The Duplex Gratia (the double grace): Undoing Lawlessness
Justification. In union with Christ, God imputes the perfect righteousness of Christ, earned by His perfect obedience to the law in the covenant of redemption, to His people for their justification. Jesus obeyed the law and paid its penalty; therefore, when the elect are united to Him and His righteousness, they receive His justification. They receive justification by faith alone and not by works because Christ has done all the works necessary to merit justification. In the context of union with Christ in the covenant of grace, Paul says, “If because of one man’s trespass, death reigned through that one man, much more will those who receive the abundance of grace and the free gift of righteousness reign in life through the one man Jesus Christ” (Rom 5:17). The elect consciously accept Christ’s righteousness by faith in union with Him, but even their faith is a fruit and purchase of His perfect meritorious righteousness (2 Pet 1:1). The term “justification” here stands for every objective blessing in union with Christ. Adoption and positional sanctification are merited by Christ’s work in the covenant of redemption in the same way.
Sanctification. In union with Christ, God regenerates and produces a progressive holiness in believers on the basis of Christ’s merits in the covenant of redemption (Rom 8:10). Christ’s work in the covenant of redemption earned life and freedom from sin and its miseries for His chosen bride, which is why the Spirit gives the elect freedom from actual sins in the covenant of grace. That means, He makes them to walk in His law (Rom 8:4). They freely and willingly keep the Ten Commandments from the heart. In Hebrews 8:10 God says that in this covenant of grace “I will put my laws into their minds and write them on their hearts.” The term “sanctification” here stands for every subjective blessing in union with Christ, including regeneration, preservation, and glorification.

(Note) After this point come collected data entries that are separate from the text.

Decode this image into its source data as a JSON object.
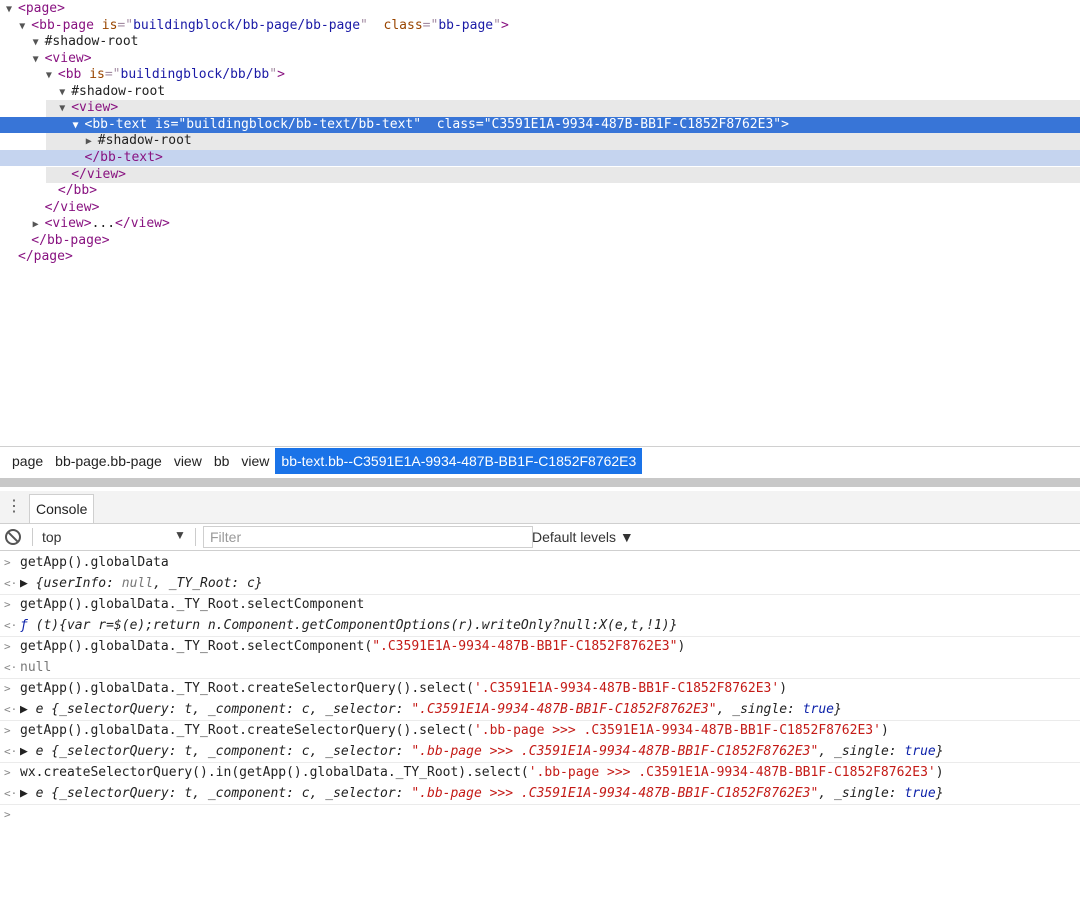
{
  "elements": {
    "nodes": [
      {
        "indent": 0,
        "tri": "▼",
        "parts": [
          [
            "tag",
            "<page"
          ],
          [
            "tag",
            ">"
          ]
        ]
      },
      {
        "indent": 1,
        "tri": "▼",
        "parts": [
          [
            "tag",
            "<bb-page"
          ],
          [
            "plain",
            " "
          ],
          [
            "attr",
            "is"
          ],
          [
            "punc",
            "=\""
          ],
          [
            "val",
            "buildingblock/bb-page/bb-page"
          ],
          [
            "punc",
            "\""
          ],
          [
            "plain",
            "  "
          ],
          [
            "attr",
            "class"
          ],
          [
            "punc",
            "=\""
          ],
          [
            "val",
            "bb-page"
          ],
          [
            "punc",
            "\""
          ],
          [
            "tag",
            ">"
          ]
        ]
      },
      {
        "indent": 2,
        "tri": "▼",
        "parts": [
          [
            "plain",
            "#shadow-root"
          ]
        ]
      },
      {
        "indent": 2,
        "tri": "▼",
        "parts": [
          [
            "tag",
            "<view"
          ],
          [
            "tag",
            ">"
          ]
        ]
      },
      {
        "indent": 3,
        "tri": "▼",
        "parts": [
          [
            "tag",
            "<bb"
          ],
          [
            "plain",
            " "
          ],
          [
            "attr",
            "is"
          ],
          [
            "punc",
            "=\""
          ],
          [
            "val",
            "buildingblock/bb/bb"
          ],
          [
            "punc",
            "\""
          ],
          [
            "tag",
            ">"
          ]
        ]
      },
      {
        "indent": 4,
        "tri": "▼",
        "parts": [
          [
            "plain",
            "#shadow-root"
          ]
        ]
      },
      {
        "indent": 4,
        "tri": "▼",
        "parts": [
          [
            "tag",
            "<view"
          ],
          [
            "tag",
            ">"
          ]
        ],
        "bg": "light"
      },
      {
        "indent": 5,
        "tri": "▼",
        "parts": [
          [
            "tag",
            "<bb-text"
          ],
          [
            "plain",
            " "
          ],
          [
            "attr",
            "is"
          ],
          [
            "punc",
            "=\""
          ],
          [
            "val",
            "buildingblock/bb-text/bb-text"
          ],
          [
            "punc",
            "\""
          ],
          [
            "plain",
            "  "
          ],
          [
            "attr",
            "class"
          ],
          [
            "punc",
            "=\""
          ],
          [
            "val",
            "C3591E1A-9934-487B-BB1F-C1852F8762E3"
          ],
          [
            "punc",
            "\""
          ],
          [
            "tag",
            ">"
          ]
        ],
        "bg": "sel"
      },
      {
        "indent": 6,
        "tri": "▶",
        "parts": [
          [
            "plain",
            "#shadow-root"
          ]
        ],
        "bg": "light"
      },
      {
        "indent": 5,
        "tri": "",
        "parts": [
          [
            "tag",
            "</bb-text"
          ],
          [
            "tag",
            ">"
          ]
        ],
        "bg": "hover"
      },
      {
        "indent": 4,
        "tri": "",
        "parts": [
          [
            "tag",
            "</view"
          ],
          [
            "tag",
            ">"
          ]
        ],
        "bg": "light"
      },
      {
        "indent": 3,
        "tri": "",
        "parts": [
          [
            "tag",
            "</bb"
          ],
          [
            "tag",
            ">"
          ]
        ]
      },
      {
        "indent": 2,
        "tri": "",
        "parts": [
          [
            "tag",
            "</view"
          ],
          [
            "tag",
            ">"
          ]
        ]
      },
      {
        "indent": 2,
        "tri": "▶",
        "parts": [
          [
            "tag",
            "<view"
          ],
          [
            "tag",
            ">"
          ],
          [
            "plain",
            "..."
          ],
          [
            "tag",
            "</view"
          ],
          [
            "tag",
            ">"
          ]
        ]
      },
      {
        "indent": 1,
        "tri": "",
        "parts": [
          [
            "tag",
            "</bb-page"
          ],
          [
            "tag",
            ">"
          ]
        ]
      },
      {
        "indent": 0,
        "tri": "",
        "parts": [
          [
            "tag",
            "</page"
          ],
          [
            "tag",
            ">"
          ]
        ]
      }
    ]
  },
  "breadcrumbs": [
    {
      "label": "page"
    },
    {
      "label": "bb-page.bb-page"
    },
    {
      "label": "view"
    },
    {
      "label": "bb"
    },
    {
      "label": "view"
    },
    {
      "label": "bb-text.bb--C3591E1A-9934-487B-BB1F-C1852F8762E3",
      "active": true
    }
  ],
  "drawer": {
    "menu_icon": "⋮",
    "tab_label": "Console"
  },
  "toolbar": {
    "context": "top",
    "context_arrow": "▼",
    "filter_placeholder": "Filter",
    "levels_label": "Default levels ▼"
  },
  "console": {
    "rows": [
      {
        "prompt": ">",
        "parts": [
          [
            "cmd",
            "getApp().globalData"
          ]
        ]
      },
      {
        "prompt": "<·",
        "parts": [
          [
            "cmd",
            "▶ "
          ],
          [
            "cmd it",
            "{userInfo: "
          ],
          [
            "gray it",
            "null"
          ],
          [
            "cmd it",
            ", _TY_Root: c}"
          ]
        ],
        "sep": true
      },
      {
        "prompt": ">",
        "parts": [
          [
            "cmd",
            "getApp().globalData._TY_Root.selectComponent"
          ]
        ]
      },
      {
        "prompt": "<·",
        "parts": [
          [
            "fn it",
            "ƒ "
          ],
          [
            "cmd it",
            "(t){var r=$(e);return n.Component.getComponentOptions(r).writeOnly?null:X(e,t,!1)}"
          ]
        ],
        "sep": true
      },
      {
        "prompt": ">",
        "parts": [
          [
            "cmd",
            "getApp().globalData._TY_Root.selectComponent("
          ],
          [
            "str",
            "\".C3591E1A-9934-487B-BB1F-C1852F8762E3\""
          ],
          [
            "cmd",
            ")"
          ]
        ]
      },
      {
        "prompt": "<·",
        "parts": [
          [
            "gray",
            "null"
          ]
        ],
        "sep": true
      },
      {
        "prompt": ">",
        "parts": [
          [
            "cmd",
            "getApp().globalData._TY_Root.createSelectorQuery().select("
          ],
          [
            "str",
            "'.C3591E1A-9934-487B-BB1F-C1852F8762E3'"
          ],
          [
            "cmd",
            ")"
          ]
        ]
      },
      {
        "prompt": "<·",
        "parts": [
          [
            "cmd",
            "▶ "
          ],
          [
            "cmd it",
            "e {_selectorQuery: t, _component: c, _selector: "
          ],
          [
            "str it",
            "\".C3591E1A-9934-487B-BB1F-C1852F8762E3\""
          ],
          [
            "cmd it",
            ", _single: "
          ],
          [
            "kw it",
            "true"
          ],
          [
            "cmd it",
            "}"
          ]
        ],
        "sep": true
      },
      {
        "prompt": ">",
        "parts": [
          [
            "cmd",
            "getApp().globalData._TY_Root.createSelectorQuery().select("
          ],
          [
            "str",
            "'.bb-page >>> .C3591E1A-9934-487B-BB1F-C1852F8762E3'"
          ],
          [
            "cmd",
            ")"
          ]
        ]
      },
      {
        "prompt": "<·",
        "parts": [
          [
            "cmd",
            "▶ "
          ],
          [
            "cmd it",
            "e {_selectorQuery: t, _component: c, _selector: "
          ],
          [
            "str it",
            "\".bb-page >>> .C3591E1A-9934-487B-BB1F-C1852F8762E3\""
          ],
          [
            "cmd it",
            ", _single: "
          ],
          [
            "kw it",
            "true"
          ],
          [
            "cmd it",
            "}"
          ]
        ],
        "sep": true
      },
      {
        "prompt": ">",
        "parts": [
          [
            "cmd",
            "wx.createSelectorQuery().in(getApp().globalData._TY_Root).select("
          ],
          [
            "str",
            "'.bb-page >>> .C3591E1A-9934-487B-BB1F-C1852F8762E3'"
          ],
          [
            "cmd",
            ")"
          ]
        ]
      },
      {
        "prompt": "<·",
        "parts": [
          [
            "cmd",
            "▶ "
          ],
          [
            "cmd it",
            "e {_selectorQuery: t, _component: c, _selector: "
          ],
          [
            "str it",
            "\".bb-page >>> .C3591E1A-9934-487B-BB1F-C1852F8762E3\""
          ],
          [
            "cmd it",
            ", _single: "
          ],
          [
            "kw it",
            "true"
          ],
          [
            "cmd it",
            "}"
          ]
        ],
        "sep": true
      },
      {
        "prompt": ">",
        "parts": [],
        "input": true
      }
    ]
  }
}
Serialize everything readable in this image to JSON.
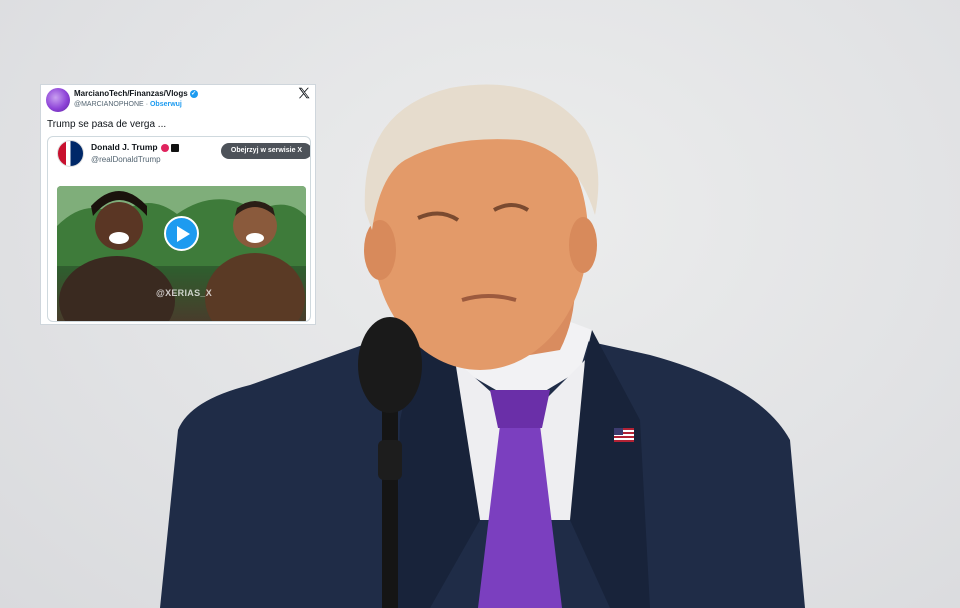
{
  "tweet": {
    "author_name": "MarcianoTech/Finanzas/Vlogs",
    "author_handle": "@MARCIANOPHONE",
    "separator": "·",
    "follow_label": "Obserwuj",
    "text": "Trump se pasa de verga ...",
    "quoted": {
      "author_name": "Donald J. Trump",
      "author_handle": "@realDonaldTrump",
      "view_button_label": "Obejrzyj w serwisie X",
      "video_watermark": "@XERIAS_X"
    }
  },
  "icons": {
    "verified": "verified-badge-icon",
    "close": "x-logo-icon",
    "play": "play-icon"
  },
  "colors": {
    "accent": "#1d9bf0",
    "text_primary": "#0f1419",
    "text_secondary": "#536471",
    "suit": "#1f2c47",
    "tie": "#7b3fbf"
  }
}
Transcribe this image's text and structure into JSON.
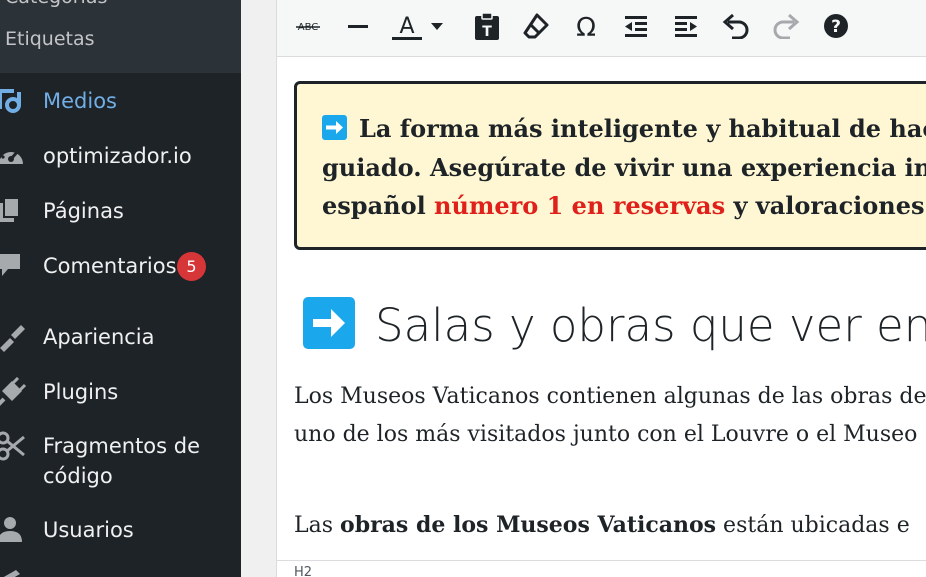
{
  "sidebar": {
    "submenu": {
      "cut_item": "Categorías",
      "tags": "Etiquetas"
    },
    "items": [
      {
        "label": "Medios",
        "icon": "media-icon",
        "active": true
      },
      {
        "label": "optimizador.io",
        "icon": "dashboard-gauge-icon"
      },
      {
        "label": "Páginas",
        "icon": "pages-icon"
      },
      {
        "label": "Comentarios",
        "icon": "comments-icon",
        "badge": "5"
      },
      {
        "label": "Apariencia",
        "icon": "appearance-brush-icon"
      },
      {
        "label": "Plugins",
        "icon": "plugins-icon"
      },
      {
        "label": "Fragmentos de",
        "label2": "código",
        "icon": "scissors-icon"
      },
      {
        "label": "Usuarios",
        "icon": "users-icon"
      }
    ],
    "colors": {
      "background": "#1d2327",
      "active": "#72aee6",
      "badge": "#d63638"
    }
  },
  "toolbar": {
    "buttons": [
      "strikethrough-icon",
      "horizontal-line-icon",
      "text-color-icon",
      "text-color-dropdown-icon",
      "paste-as-text-icon",
      "clear-formatting-icon",
      "special-character-icon",
      "outdent-icon",
      "indent-icon",
      "undo-icon",
      "redo-icon",
      "help-icon"
    ],
    "text_color_glyph": "A",
    "omega_glyph": "Ω",
    "help_glyph": "?"
  },
  "content": {
    "callout": {
      "line1": "La forma más inteligente y habitual de hacer",
      "line2": "guiado. Asegúrate de vivir una experiencia inol",
      "line3_before": "español ",
      "line3_red": "número 1 en reservas",
      "line3_after": " y valoraciones p",
      "background": "#fff7d3"
    },
    "heading": "Salas y obras que ver en los",
    "paragraph1": {
      "line1": "Los Museos Vaticanos contienen algunas de las obras de",
      "line2": "uno de los más visitados junto con el Louvre o el Museo"
    },
    "paragraph2": {
      "prefix": "Las ",
      "bold": "obras de los Museos Vaticanos",
      "suffix": " están ubicadas e"
    },
    "accent_color": "#1aa7ec"
  },
  "status_bar": {
    "path": "H2"
  }
}
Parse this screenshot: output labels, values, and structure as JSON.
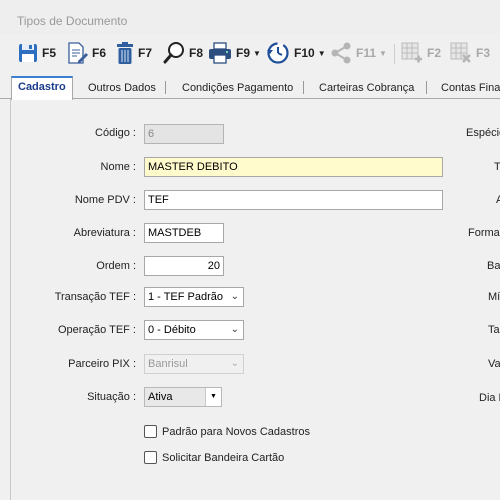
{
  "window": {
    "title": "Tipos de Documento"
  },
  "toolbar": {
    "save": "F5",
    "edit": "F6",
    "delete": "F7",
    "search": "F8",
    "print": "F9",
    "history": "F10",
    "share": "F11",
    "grid_add": "F2",
    "grid_remove": "F3"
  },
  "tabs": [
    "Cadastro",
    "Outros Dados",
    "Condições Pagamento",
    "Carteiras Cobrança",
    "Contas Finan"
  ],
  "form": {
    "codigo": {
      "label": "Código :",
      "value": "6"
    },
    "nome": {
      "label": "Nome :",
      "value": "MASTER DEBITO"
    },
    "nome_pdv": {
      "label": "Nome PDV :",
      "value": "TEF"
    },
    "abreviatura": {
      "label": "Abreviatura :",
      "value": "MASTDEB"
    },
    "ordem": {
      "label": "Ordem :",
      "value": "20"
    },
    "transacao_tef": {
      "label": "Transação TEF :",
      "value": "1 - TEF Padrão"
    },
    "operacao_tef": {
      "label": "Operação TEF :",
      "value": "0 - Débito"
    },
    "parceiro_pix": {
      "label": "Parceiro PIX :",
      "value": "Banrisul"
    },
    "situacao": {
      "label": "Situação :",
      "value": "Ativa"
    },
    "padrao_novos": {
      "label": "Padrão para Novos Cadastros",
      "checked": false
    },
    "solicitar_bandeira": {
      "label": "Solicitar Bandeira Cartão",
      "checked": false
    }
  },
  "right_labels": [
    "Espécie",
    "T",
    "A",
    "Forma",
    "Ba",
    "Mí",
    "Ta",
    "Va",
    "Dia F"
  ]
}
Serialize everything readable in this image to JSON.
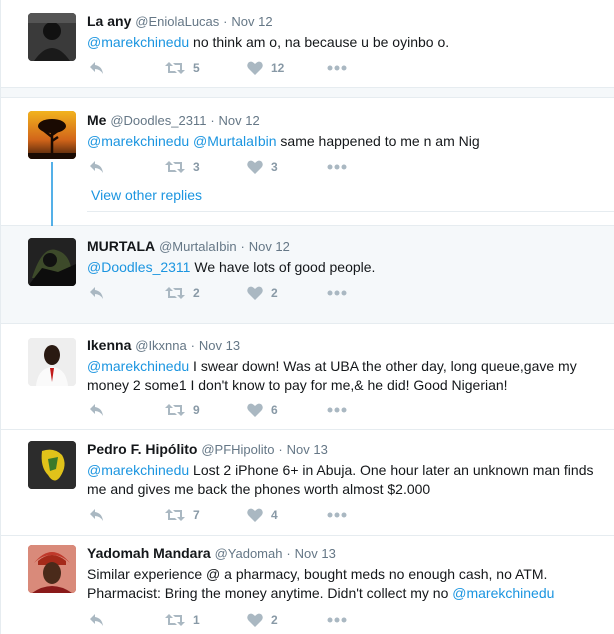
{
  "tweets": [
    {
      "name": "La any",
      "handle": "@EniolaLucas",
      "time": "Nov 12",
      "mention": "@marekchinedu",
      "text": " no think am o, na because u be oyinbo o.",
      "retweets": "5",
      "likes": "12"
    },
    {
      "name": "Me",
      "handle": "@Doodles_2311",
      "time": "Nov 12",
      "mention": "@marekchinedu @MurtalaIbin",
      "text": " same happened to me n am Nig",
      "retweets": "3",
      "likes": "3"
    },
    {
      "name": "MURTALA",
      "handle": "@MurtalaIbin",
      "time": "Nov 12",
      "mention": "@Doodles_2311",
      "text": " We have lots of good people.",
      "retweets": "2",
      "likes": "2"
    },
    {
      "name": "Ikenna",
      "handle": "@Ikxnna",
      "time": "Nov 13",
      "mention": "@marekchinedu",
      "text": " I swear down! Was at UBA the other day, long queue,gave my money 2 some1 I don't know to pay for me,& he did! Good Nigerian!",
      "retweets": "9",
      "likes": "6"
    },
    {
      "name": "Pedro F. Hipólito",
      "handle": "@PFHipolito",
      "time": "Nov 13",
      "mention": "@marekchinedu",
      "text": " Lost 2 iPhone 6+ in Abuja. One hour later an unknown man finds me and gives me back the phones worth almost $2.000",
      "retweets": "7",
      "likes": "4"
    },
    {
      "name": "Yadomah Mandara",
      "handle": "@Yadomah",
      "time": "Nov 13",
      "text_before": "Similar experience @ a pharmacy, bought meds no enough cash, no ATM. Pharmacist: Bring the money anytime. Didn't collect my no ",
      "mention": "@marekchinedu",
      "retweets": "1",
      "likes": "2"
    }
  ],
  "view_replies": "View other replies",
  "separator": "·"
}
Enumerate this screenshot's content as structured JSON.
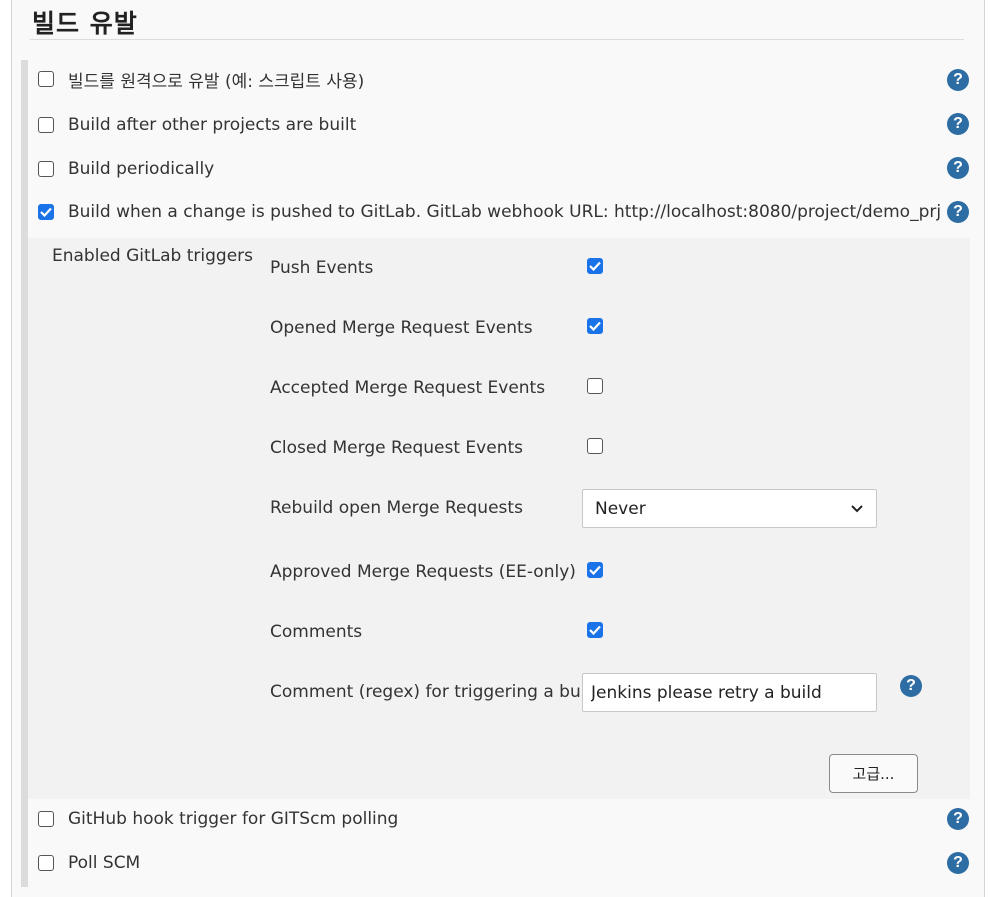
{
  "section": {
    "title": "빌드 유발"
  },
  "triggers": [
    {
      "label": "빌드를 원격으로 유발 (예: 스크립트 사용)",
      "checked": false
    },
    {
      "label": "Build after other projects are built",
      "checked": false
    },
    {
      "label": "Build periodically",
      "checked": false
    },
    {
      "label": "Build when a change is pushed to GitLab. GitLab webhook URL: http://localhost:8080/project/demo_prj",
      "checked": true
    },
    {
      "label": "GitHub hook trigger for GITScm polling",
      "checked": false
    },
    {
      "label": "Poll SCM",
      "checked": false
    }
  ],
  "help_icon": {
    "glyph": "?"
  },
  "gitlab": {
    "title": "Enabled GitLab triggers",
    "events": [
      {
        "label": "Push Events",
        "checked": true
      },
      {
        "label": "Opened Merge Request Events",
        "checked": true
      },
      {
        "label": "Accepted Merge Request Events",
        "checked": false
      },
      {
        "label": "Closed Merge Request Events",
        "checked": false
      },
      {
        "label": "Approved Merge Requests (EE-only)",
        "checked": true
      },
      {
        "label": "Comments",
        "checked": true
      }
    ],
    "rebuild": {
      "label": "Rebuild open Merge Requests",
      "value": "Never"
    },
    "comment_regex": {
      "label": "Comment (regex) for triggering a build",
      "value": "Jenkins please retry a build"
    },
    "advanced_button": "고급..."
  },
  "colors": {
    "checkbox_on": "#1a73e8",
    "help": "#2e6da4",
    "panel": "#f2f2f2"
  }
}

The Second London Baptist Confession speaks of the covenant of grace: “Moreover, man having brought himself under the curse of the law by his fall, it pleased the Lord to make a covenant of grace, wherein He freely offereth unto sinners life and salvation by Jesus Christ, requiring of them faith in Him, that they may be saved; and promising to give unto all those that are ordained unto eternal life, His Holy Spirit to make them willing and able to believe” (7.2).
Summary and Conclusion
The Covenant of Works: The Law as a Covenant
Adam broke the law of God in the covenant of works and brought the curse of condemnation and actual sinfulness upon himself and his posterity.
The Covenant of Redemption: The Gospel Accomplished
But Christ obeyed the law of God in the covenant of redemption and purchased the resurrection life of justification (a righteous law status) and holiness (actual lawfulness) for His people.
The Covenant of Grace: The Gospel Applied
The Holy Spirit applies Christ to God’s chosen people by uniting them to Christ in the covenant of grace and giving them the double blessing of justification and sanctification. In justification, the law’s curse is cancelled and righteousness is imputed, giving them the right and title to eternal life. In sanctification, the Spirit works actual holy obedience to God’s good law in those united to Christ in the covenant of grace, making them more and more like Christ for their joy and His glory.
Thus covenant theology preserves justification, which is at the heart of the gospel, and it preserves sanctification, which is likewise one of the gospel’s very precious promises. Those who love the Reformed understanding of the gospel should not neglect the Reformed doctrine of the covenants. There is richness and life to be found here.